In diesem Zusammenhang dankten Landrat und Schuldezernent allen Schulleiterinnen und Schulleitern, den Lehrkräften sowie dem gesamten Team von Schulhausmeistern über Schulsekretärinnen bis hin zu Reinigungskräften ausdrücklich für ihr Engagement. „Wir wissen, dass die Teilöffnung der Schulen in dieser Zeit sehr herausfordernd ist und dass es ein anderer Schulalltag sein wird, als wir es bisher gewohnt waren. Aber für den Schulträger Main-Kinzig-Kreis können wir klar sagen, dass wir jederzeit ansprechbar sind, wenn vor Ort weitere Hilfe und Unterstützung notwendig wird“, betonte Schuldezernent Winfried Ottmann.

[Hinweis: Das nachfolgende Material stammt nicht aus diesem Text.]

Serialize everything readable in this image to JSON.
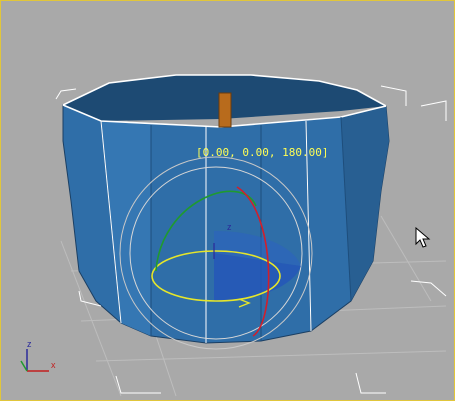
{
  "viewport": {
    "gizmo_readout": "[0.00, 0.00, 180.00]",
    "gizmo_axis_label": "z",
    "world_axis": {
      "z_label": "z",
      "x_label": "x"
    },
    "colors": {
      "background": "#a9a9a9",
      "object_fill": "#2f6ea8",
      "object_rim": "#ffffff",
      "selection_bracket": "#ffffff",
      "gizmo_x_ring": "#d11f2b",
      "gizmo_y_ring": "#1f9a2f",
      "gizmo_z_ring": "#e6e62a",
      "readout_text": "#ffff55",
      "border_active": "#e1c63a"
    },
    "icons": [
      "rotate-gizmo-icon",
      "world-axis-tripod-icon",
      "arrow-cursor-icon"
    ]
  }
}
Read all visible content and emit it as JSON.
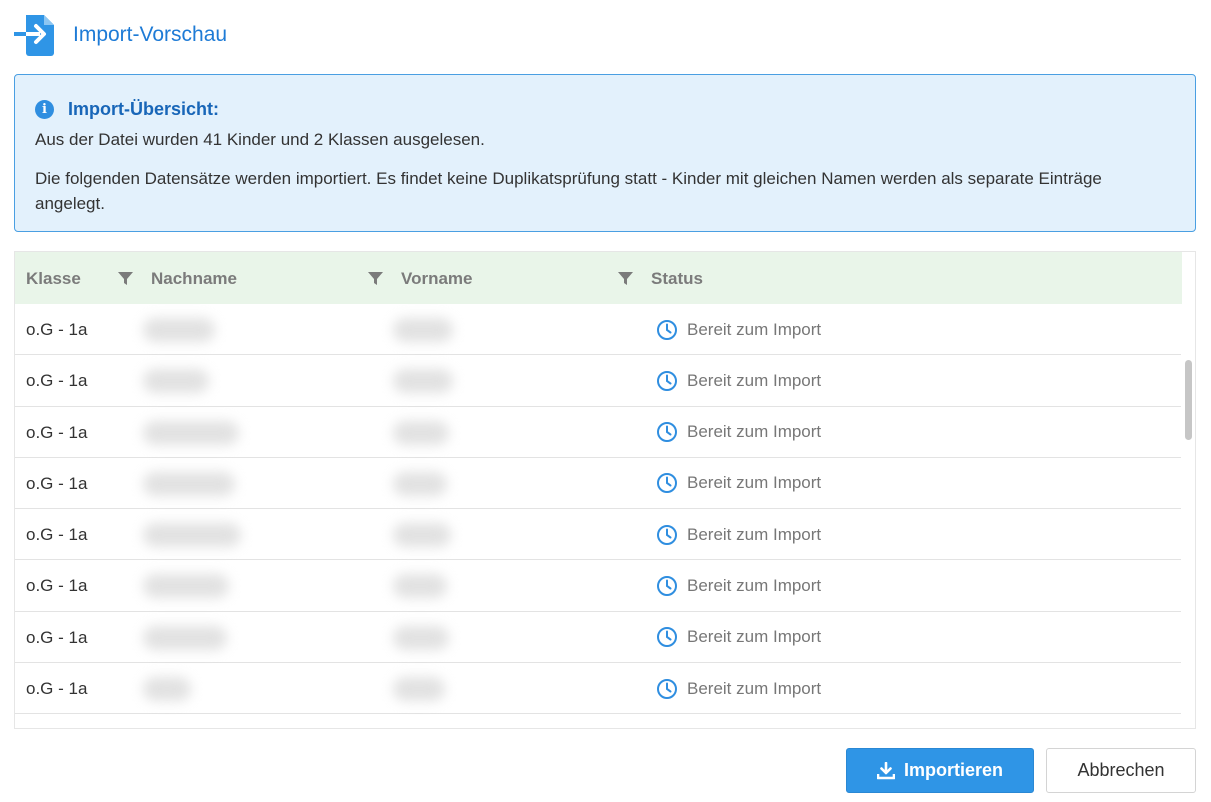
{
  "dialog": {
    "title": "Import-Vorschau",
    "icon": "file-import-icon"
  },
  "info": {
    "icon": "info-icon",
    "heading": "Import-Übersicht:",
    "line1": "Aus der Datei wurden 41 Kinder und 2 Klassen ausgelesen.",
    "line2": "Die folgenden Datensätze werden importiert. Es findet keine Duplikatsprüfung statt - Kinder mit gleichen Namen werden als separate Einträge angelegt."
  },
  "table": {
    "columns": [
      "Klasse",
      "Nachname",
      "Vorname",
      "Status"
    ],
    "rows": [
      {
        "klasse": "o.G - 1a",
        "status": "Bereit zum Import"
      },
      {
        "klasse": "o.G - 1a",
        "status": "Bereit zum Import"
      },
      {
        "klasse": "o.G - 1a",
        "status": "Bereit zum Import"
      },
      {
        "klasse": "o.G - 1a",
        "status": "Bereit zum Import"
      },
      {
        "klasse": "o.G - 1a",
        "status": "Bereit zum Import"
      },
      {
        "klasse": "o.G - 1a",
        "status": "Bereit zum Import"
      },
      {
        "klasse": "o.G - 1a",
        "status": "Bereit zum Import"
      },
      {
        "klasse": "o.G - 1a",
        "status": "Bereit zum Import"
      }
    ]
  },
  "buttons": {
    "import_label": "Importieren",
    "cancel_label": "Abbrechen"
  },
  "colors": {
    "accent": "#2f95e6",
    "title": "#1e7bd6",
    "info_bg": "#e3f1fc",
    "header_bg": "#e9f5e9"
  }
}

Auf dem Besuchsprogramm standen mit den Beruflichen Schulen in Gelnhausen die mit Abstand größte Schule im Main-Kinzig-Kreis sowie die Philipp-Reis-Schule in der Kreisstadt. Im westlichen Teil des Landkreises besuchte die Kreisspitze das Albert-Einstein-Gymnasium in Maintal und die Heinrich-Böll-Schule in Bruchköbel. In der Mitte des Kreises machten Stolz und Ottmann zudem Station in der Käthe-Kollwitz-Schule in Langenselbold. Im Bergwinkel führten die Ortstermine an die Stadtschule nach Schlüchtern und an die Hans-Elm-Schule nach Sinntal. Die Schulen haben sich mit ganz unterschiedlichen Regelungen auf den Schulstart vorbereitet. Die verkleinerten Klassen wurden entweder über das gesamte Schulareal verteilt oder es wurden in den Gängen Markierungen angebracht, damit eine einheitliche Laufrichtung eingehalten werden kann. Die Schülerinnen und Schüler und deren Eltern wurden schon vorab von den Schulleitungen darüber informiert, in welchen Räumen der Unterricht stattfindet. Auch wurden Schulstunden zeitversetzt gelegt, so dass sich möglichst wenig Schülerinnen und Schüler auf den Fluren begegnen können. Da die Cafeterien zurzeit geschlossen sind, haben manche Schulen festgelegt, dass die jungen Leute in den Pausen in den Klassenräumen bleiben – bei geöffneten Fenstern. „Überall da, wo es Probleme gibt, werden gemeinsam Lösungen gefunden“, stellten Landrat Stolz und Schuldezernent Ottmann am Ende fest.